Predominance of ß-proteobacteria in summer melt pools on Arctic pack ice
Limnol. Oceanogr., 49(4), 2004, 1013-1021 | DOI: 10.4319/lo.2004.49.4.1013
ABSTRACT: The diversity and community structure of bacteria in melt pools on Arctic pack ice floes were dominated by bproteobacteria. Thirty-five percent of the pure cultures isolated in 1997 from pack ice floes north of Svalbard and in the Fram Strait were from the β-proteobacteria group. Within this group, there were only two phylotypes clustering within the widespread Beta I cluster, also known as the Comamonadaceae clade. One phylotype, most closely related to Aquaspirillum arcticum (96.0-97.3% identical), was frequent among cultures isolated from 10 melt pools.

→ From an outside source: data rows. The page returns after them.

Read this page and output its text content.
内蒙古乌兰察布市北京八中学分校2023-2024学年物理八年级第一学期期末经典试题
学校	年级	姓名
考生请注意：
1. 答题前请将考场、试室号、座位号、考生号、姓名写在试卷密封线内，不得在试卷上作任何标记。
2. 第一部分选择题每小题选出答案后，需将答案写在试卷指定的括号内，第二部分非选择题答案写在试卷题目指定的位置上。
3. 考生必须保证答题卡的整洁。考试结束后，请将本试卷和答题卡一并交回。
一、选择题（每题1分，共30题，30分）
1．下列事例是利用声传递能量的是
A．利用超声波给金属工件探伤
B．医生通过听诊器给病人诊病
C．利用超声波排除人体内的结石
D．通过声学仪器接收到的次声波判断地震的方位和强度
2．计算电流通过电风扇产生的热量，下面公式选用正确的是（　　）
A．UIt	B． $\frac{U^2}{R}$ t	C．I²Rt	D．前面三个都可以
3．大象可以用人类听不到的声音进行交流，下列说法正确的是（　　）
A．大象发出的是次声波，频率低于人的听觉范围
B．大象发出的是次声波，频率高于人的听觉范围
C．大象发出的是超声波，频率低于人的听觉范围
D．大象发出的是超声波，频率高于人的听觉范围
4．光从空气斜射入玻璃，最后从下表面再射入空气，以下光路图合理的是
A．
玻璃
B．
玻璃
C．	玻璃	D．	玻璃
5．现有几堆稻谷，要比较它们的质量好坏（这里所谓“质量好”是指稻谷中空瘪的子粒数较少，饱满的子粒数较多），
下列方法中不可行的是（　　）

A 16S ribosomal RNA (rRNA) gene clone library, constructed from a melt pool that was sampled 2 yr later in the Fram Strait, was also dominated by β-proteobacteria, in particular the same recurrent isolate phylotype designated MP-BetaI. Fluorescence in situ hybridization of 20 melt pools corroborated the cultivation and cloning data. b-Proteobacteria were the most abundant bacterial group, constituting ~49% of the bacteria that were stained by 496-diamidino-2-phenylindole (DAPI). α- and γ-proteobacteria accounted for only 2% each, the Cytophaga-Flavobacterium group accounted for 9%, and the Actinobacteria spp. accounted for 9%. Approximately 63% of the β-proteobacterial fraction that was found in the melt pools was determined with a newly developed probe to be the recurrent β-proteobacterial MP-BetaI phylotypes, indicating that it is particularly adapted for success in this extreme environment.